Thurrock was a local government district and civil parish in south Essex, England, from 1936 to 1974.

==Background==
The district was created as a consequence of the Local Government Act 1929, which compelled county councils to review county districts and make recommendations for changes to the Minister of Health for approval. The subject of amalgamation of riverside parishes was not new, with an unsuccessful proposal in 1911 to expand Grays Urban District to include Chadwell St Mary, Little Thurrock, West Thurrock and part of Stifford. In March 1931, Essex County Council convened a conference of local authorities in the area to solicit their views. The council suggested the breaking up of Orsett Rural District and the enlargement of the existing urban districts of Purfleet (gaining North Ockendon) and Grays Thurrock (gaining Stifford and part of Little Thurrock). Tilbury urban district would be absorbed by a new Orsett urban district formed from the remainder of the rural district. The proposals met with objections from the local authorities. An inquiry was held in November 1932 and the Minister of Health suggested the creation of a new "Riverside" urban district covering the whole area. The county council submitted revised proposals along these lines on 4 October 1933, calling the new district "Orsett". A further local enquiry was held in November 1933 and the changes were approved in December, with the suggestion from the minister that new district should be called "Thurrock". Purfleet Urban District Council took legal action in an attempt to prevent the changes and revert to the earlier scheme, ultimately taking the case to the House of Lords without success.

==History==
The parish and urban district was formed from the former area of the following civil parishes which had been abolished in 1936:

- From Grays Thurrock Urban District:
  - Grays Thurrock
- From Orsett Rural District:
  - Bulphan
  - Corringham
  - East Tilbury
  - Fobbing
  - Horndon-on-the-Hill
  - Langdon Hills
  - Little Thurrock
  - Mucking
  - North Ockendon (Note: Part of North Ockendon had been transferred to the Cranham parish and Hornchurch Urban District in 1935)
  - Orsett
  - Stanford-le-Hope
  - Stifford
  - West Tilbury
- From Purfleet Urban District:
  - Aveley
  - South Ockendon
  - West Thurrock
- From Tilbury Urban District:
  - Chadwell St Mary

The new urban district council established its headquarters at a converted house called Farley and adjoining buildings around the junction of Whitehall Lane and Palmers Avenue in Grays.

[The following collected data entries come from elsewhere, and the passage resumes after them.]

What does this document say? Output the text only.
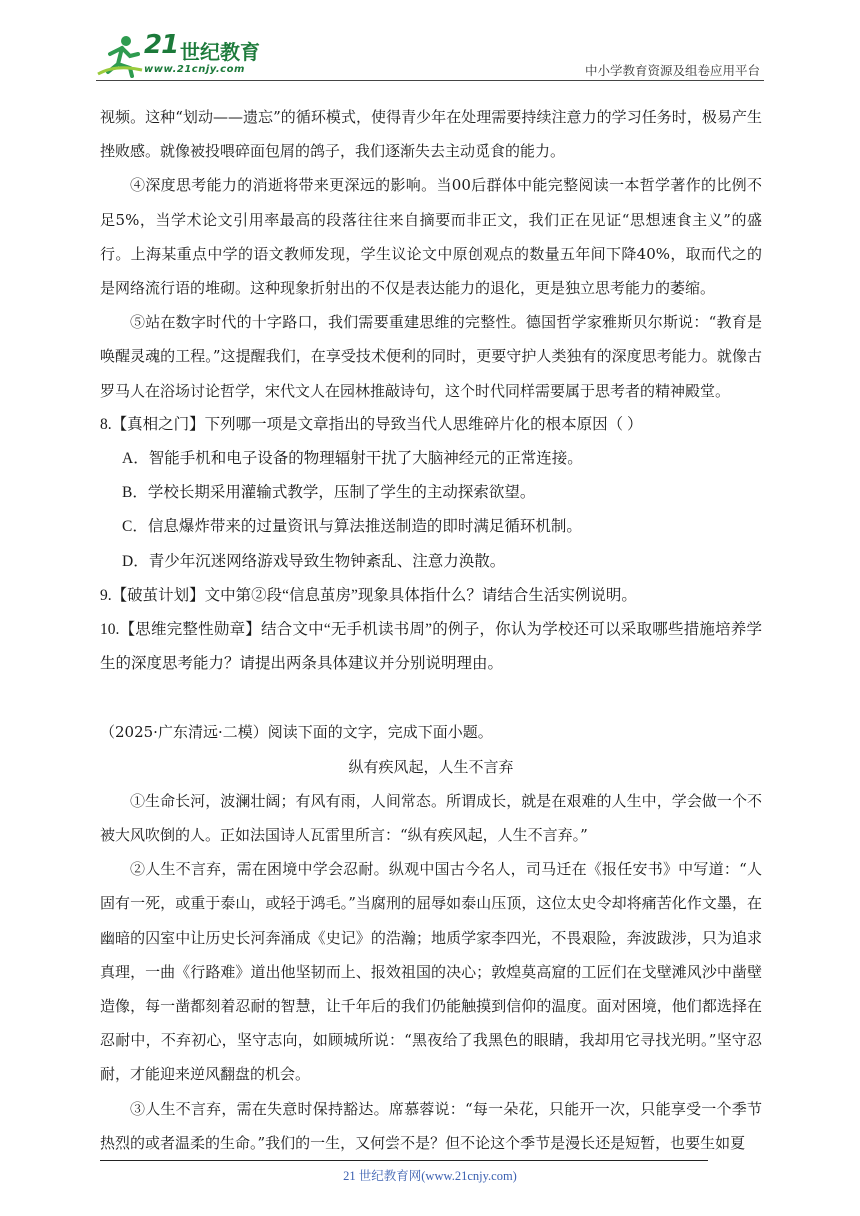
21 世纪教育
www.21cnjy.com	中小学教育资源及组卷应用平台

视频。这种“划动——遗忘”的循环模式，使得青少年在处理需要持续注意力的学习任务时，极易产生挫败感。就像被投喂碎面包屑的鸽子，我们逐渐失去主动觅食的能力。

④深度思考能力的消逝将带来更深远的影响。当00后群体中能完整阅读一本哲学著作的比例不足5%，当学术论文引用率最高的段落往往来自摘要而非正文，我们正在见证“思想速食主义”的盛行。上海某重点中学的语文教师发现，学生议论文中原创观点的数量五年间下降40%，取而代之的是网络流行语的堆砌。这种现象折射出的不仅是表达能力的退化，更是独立思考能力的萎缩。

⑤站在数字时代的十字路口，我们需要重建思维的完整性。德国哲学家雅斯贝尔斯说：“教育是唤醒灵魂的工程。”这提醒我们，在享受技术便利的同时，更要守护人类独有的深度思考能力。就像古罗马人在浴场讨论哲学，宋代文人在园林推敲诗句，这个时代同样需要属于思考者的精神殿堂。

8.【真相之门】下列哪一项是文章指出的导致当代人思维碎片化的根本原因（ ）

A．智能手机和电子设备的物理辐射干扰了大脑神经元的正常连接。

B．学校长期采用灌输式教学，压制了学生的主动探索欲望。

C．信息爆炸带来的过量资讯与算法推送制造的即时满足循环机制。

D．青少年沉迷网络游戏导致生物钟紊乱、注意力涣散。

9.【破茧计划】文中第②段“信息茧房”现象具体指什么？请结合生活实例说明。

10.【思维完整性勋章】结合文中“无手机读书周”的例子，你认为学校还可以采取哪些措施培养学生的深度思考能力？请提出两条具体建议并分别说明理由。

（2025·广东清远·二模）阅读下面的文字，完成下面小题。

纵有疾风起，人生不言弃

①生命长河，波澜壮阔；有风有雨，人间常态。所谓成长，就是在艰难的人生中，学会做一个不被大风吹倒的人。正如法国诗人瓦雷里所言：“纵有疾风起，人生不言弃。”

②人生不言弃，需在困境中学会忍耐。纵观中国古今名人，司马迁在《报任安书》中写道：“人固有一死，或重于泰山，或轻于鸿毛。”当腐刑的屈辱如泰山压顶，这位太史令却将痛苦化作文墨，在幽暗的囚室中让历史长河奔涌成《史记》的浩瀚；地质学家李四光，不畏艰险，奔波跋涉，只为追求真理，一曲《行路难》道出他坚韧而上、报效祖国的决心；敦煌莫高窟的工匠们在戈壁滩风沙中凿壁造像，每一凿都刻着忍耐的智慧，让千年后的我们仍能触摸到信仰的温度。面对困境，他们都选择在忍耐中，不弃初心，坚守志向，如顾城所说：“黑夜给了我黑色的眼睛，我却用它寻找光明。”坚守忍耐，才能迎来逆风翻盘的机会。

③人生不言弃，需在失意时保持豁达。席慕蓉说：“每一朵花，只能开一次，只能享受一个季节热烈的或者温柔的生命。”我们的一生，又何尝不是？但不论这个季节是漫长还是短暂，也要生如夏

21 世纪教育网(www.21cnjy.com)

The district was enlarged in 1938 by gaining part of the former Little Burstead parish from Billericay Urban District.

The urban district was abolished in 1974 and replaced with a new non-metropolitan district with borough status called Thurrock. The new borough covered almost the same area as the old urban district, with just a minor adjustment to the boundary with neighbouring Basildon to place the whole designated area for the new town of Basildon in that district. Thurrock Borough Council subsequently became a unitary authority in 1998, taking over county-level services in the borough which until then had been provided by Essex County Council.